I get up, have breakfast and coffee and head to class. Each day is different depending on our individual schedule. When we aren’t performing, class is at 9:45 and I like to get there about 45 min early to change, stretch, and do various warm-up to get my body ready for the day. After class I will head to rehearsals which run from 11:30-6:30 with a one hour lunch break. Once I’m done I head home for dinner and its time to put my feet up.
When we are in the theater our hours get pushed around a bit to accommodate for the shows. Class is a bit later, sometimes as late as 12:00. There will be a few hours of rehearsals and then a few hours where I go out to eat and then come back to the theater to prepare for the show. On these days it’s normal to get home around 10:30 or later, so it’s important to rest when you can.
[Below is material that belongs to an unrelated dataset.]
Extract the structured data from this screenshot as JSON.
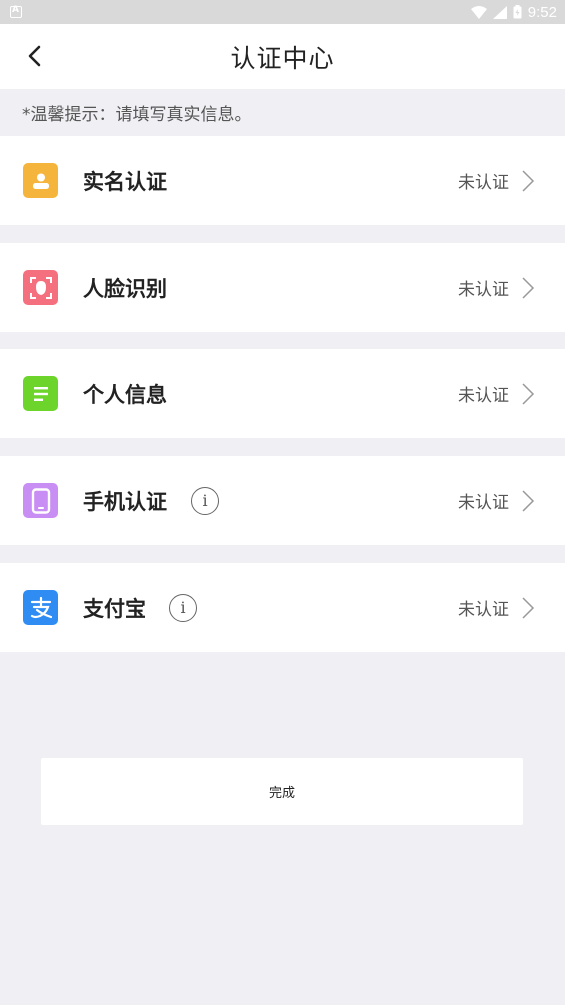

Also if something is hurting, physical therapy gets worked in some time during a break.

What piece of advice would you give to yourself when you were just starting out?

As I’ve been told before, there is no reason to save for tomorrow, just give all of what you have today. So, don’t hold back. Take opportunities and give it your all. Don’t be afraid of what others think, or if you won’t do it well on the first try – it will get better. Live in the moment and focus on how you are going to make what you are doing special. When you feel lost know that you will find your way again, the important thing is to learn from every experience. With hard work and determination you will get there, so have faith.

Thank you, Ashley! Catch Ashley at a performance of The Nutcracker, now running through December 31st!